Внезапно общий вздох пробежал по толпе. Разговоры стихли, явился шепот и крики: «Где? Где?» Татьяна Фаддеевна поднялась на носки, но в самую гущу не полезла. Она опасалась помять прошение, которое было свернуто трубочкой и покоилось за отворотом душегреи, на груди. Все вокруг зароптало, задвигалось — люди к тени. Кто-то ей на сапожок наступил, но она лишь ногу отдернула, сама толкнула кого-то и тоже стала спрашивать:
— Где? Где?
И вдруг увидела в темной дали яркое пламя, колеблемое ветром. Сразу сделалась тишина, а пламя приближалось и было высоко, грозно, и она поняла, что это дорожный факел в руке фельдъегеря.
Народ грянул «ура», некоторые бросили вверх шапки, а пока ловили их, пламя совсем приблизилось, по-
веяло горячим конским потом, и через мгновение три открытые коляски с громом промелькнули между заставных обелисков. Все сидевшие в колясках имели фуражки и шинели на одинаковый образец, и потому различить среди них государя было никак невозможно.
А еще через минуту факел фельдъегеря повис в воздухе у расположенного неподалеку дома, в котором ясно горели высокие окна. Дом этот принадлежал губернскому архитектору Свиязеву. Вспыхнула и улеглась у подъезда мгновенная суматоха. Коляски остановились, недовольно заржала какая-то лошадь, и тут же, заглушая ее ржание, ударил барабан, а затем слышно стало, как ответила на приветствие караульная рота.
Толпа, увлекая за собой Татьяну Фаддеевну, бросилась туда. У подъезда стоял караул, теснились чиновники в мундирах. Они объясняли:
— Переоблачается государь! А квартира его величества будет у берг-инспектора Булгакова в доме.
Позже стало известно, что государь, переодевшись, подарил Свиязеву бриллиантовый перстень, а жене его — такой же фермуар. Это были первые милости, явленные в провозвестье будущих.
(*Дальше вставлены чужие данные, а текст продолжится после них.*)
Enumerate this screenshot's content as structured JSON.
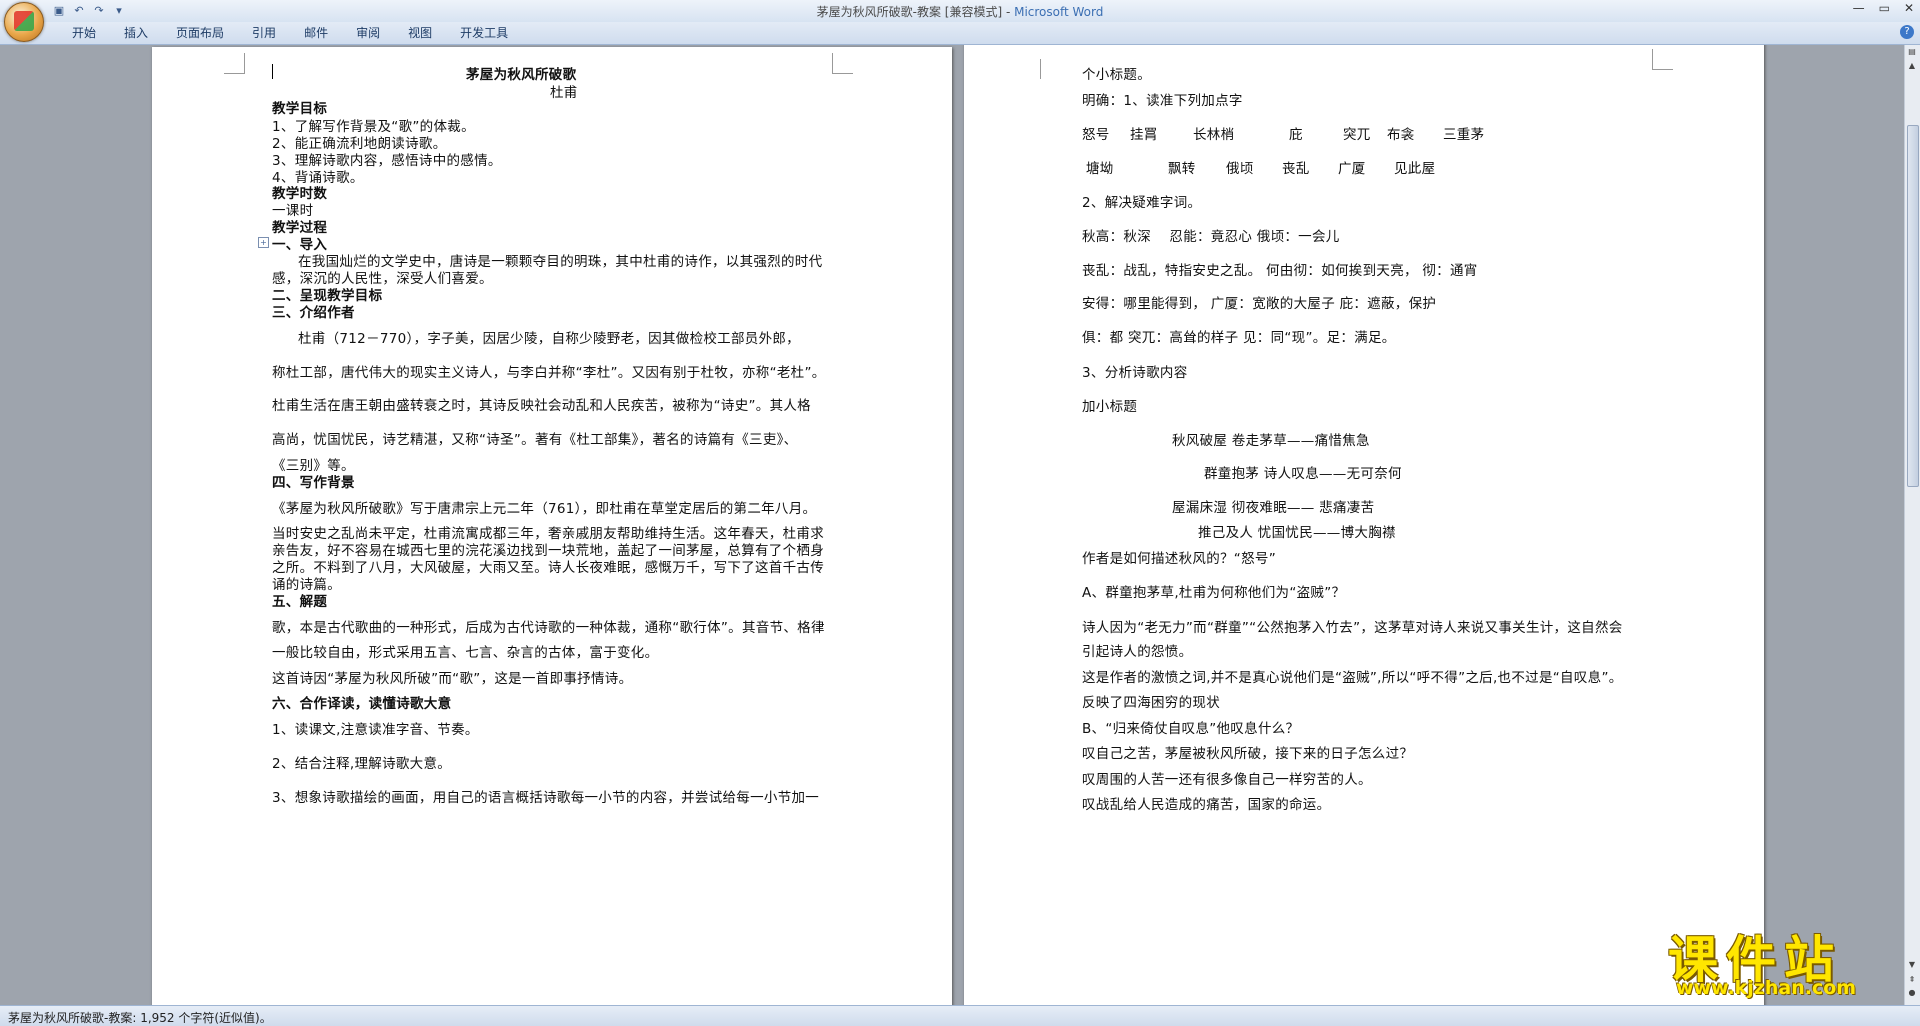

Через полчаса при общих приветственных кликах государь показался на крыльце. Татьяну Фаддеевну от крыльца далеко оттеснили. Она даже очерка императорской фигуры разглядеть не могла, один венчавший треуголку белый плюмаж. Но и того ей было довольно. В точности такой плюмаж украшал треуголку государя на висевшей у Евлампия Максимовича литографии. И она, не видя, сразу угадала под плюмажем треуголку, а под ней лицо, окаймленное рыжеватыми баками, и грудь с двумя звездами, и живот, и ноги в белых лосинах, и лаковые сапоги, из которых один стоял на земле, а другой попирал высоким каблуком пушечный лафет. От этого на душе у нее сделалось покойно, как при встрече со старым знакомцем.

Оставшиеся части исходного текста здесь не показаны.